For instance, Wiesel begins to rebel against God. He says, “Why, but why would I bless Him? Every fiber in me rebelled. Because He caused thousands of children to burn in His mass graves?” Upon first entering Auschwitz, he writes,
For the first time, I felt anger rising within me. Why should I sanctify His name? The Almighty, the eternal and terrible Master of the Universe, chose to be silent. What was there to thank Him for? ... Never shall I forget those moments that murdered my God and my soul and turned my dreams to ashes. Never shall I forget those things, even were I condemned to live as long as God Himself.
Elie also rebels against God when he decides not to fast on Yom Kippur and therefore uses this small act as a symbol of rebellion. He notes, “There was no longer any reason for me to fast ... As I swallowed my ration of soup, I turned that act into a symbol of rebellion, of protest against Him.”
Perhaps it is easier to rebel against God, but there are small ways in which the prisoners rebel against their captors or even against other cruel prisoners. For instance, when another prisoner strikes Wiesel’s father, Elie writes:
All I could think was: I shall never forgive them for this. My father must have guessed my thoughts, because he whispered in my ear: "It doesn't hurt." His cheek still bore the red mark of the hand.

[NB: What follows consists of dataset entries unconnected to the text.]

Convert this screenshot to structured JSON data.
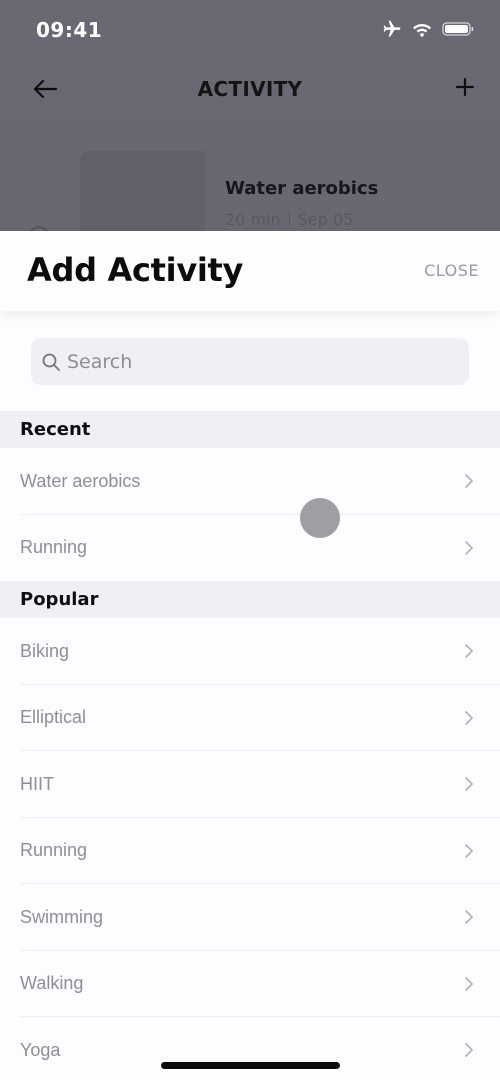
{
  "status_bar": {
    "time": "09:41",
    "icons": [
      "airplane-mode-icon",
      "wifi-icon",
      "battery-icon"
    ]
  },
  "nav": {
    "back_icon": "arrow-left-icon",
    "title": "ACTIVITY",
    "add_icon": "plus-icon"
  },
  "background_card": {
    "title": "Water aerobics",
    "duration": "20 min",
    "date": "Sep 05"
  },
  "sheet": {
    "title": "Add Activity",
    "close_label": "CLOSE",
    "search": {
      "placeholder": "Search",
      "value": ""
    },
    "sections": [
      {
        "header": "Recent",
        "items": [
          {
            "label": "Water aerobics"
          },
          {
            "label": "Running"
          }
        ]
      },
      {
        "header": "Popular",
        "items": [
          {
            "label": "Biking"
          },
          {
            "label": "Elliptical"
          },
          {
            "label": "HIIT"
          },
          {
            "label": "Running"
          },
          {
            "label": "Swimming"
          },
          {
            "label": "Walking"
          },
          {
            "label": "Yoga"
          }
        ]
      }
    ]
  },
  "colors": {
    "overlay_dim": "#6a6973",
    "section_bg": "#eef0f4",
    "list_text": "#8f8e96",
    "close_text": "#9b9aa2"
  }
}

This is a small act of rebellion by a father who does not want to frighten his son or have his son retaliate against the other prisoner. Elie also provides other examples of rebellion in the death camp. For instance, three people are condemned to death by hanging because the Nazis suspect that they sabotaged a power plant. In fact, sabotage would be a major act of rebellion. Even facing death, they are courageous and rebellious. Wiesel writes:
The three condemned prisoners together stepped onto the chairs. In unison, the nooses were placed around their necks.
"Long live liberty!" shouted the two men.
Elie also tells the story of the French girl who helps him after he receives a brutal beating, despite her fear. She also cautions him not to rebel now but to hold on to his anger and use it later.
I dragged myself to my corner. I was aching all over. I felt a cool hand wiping the blood from my forehead. It was the French girl. She was smiling her mournful smile as she slipped me a crust of bread. She looked straight into my eyes. I knew she wanted to talk to me but that she was paralyzed with fear. She remained like that for some time, and then her face lit up and she said, in almost perfect German:
"Bite your lips, little brother ... Don't cry. Keep your anger, your hate, for another day, for later. The day will come but not now ... Wait. Clench your teeth and wait ..."
We know from historical sources that there were documented uprisings or planned uprisings in the camps. However, Wiesel is saying that even in small ways—such as maintaining their humanity, retaining some small semblance of independence or kindness or even holding on to memories for a later date—people can achieve some of the rebel’s mindset.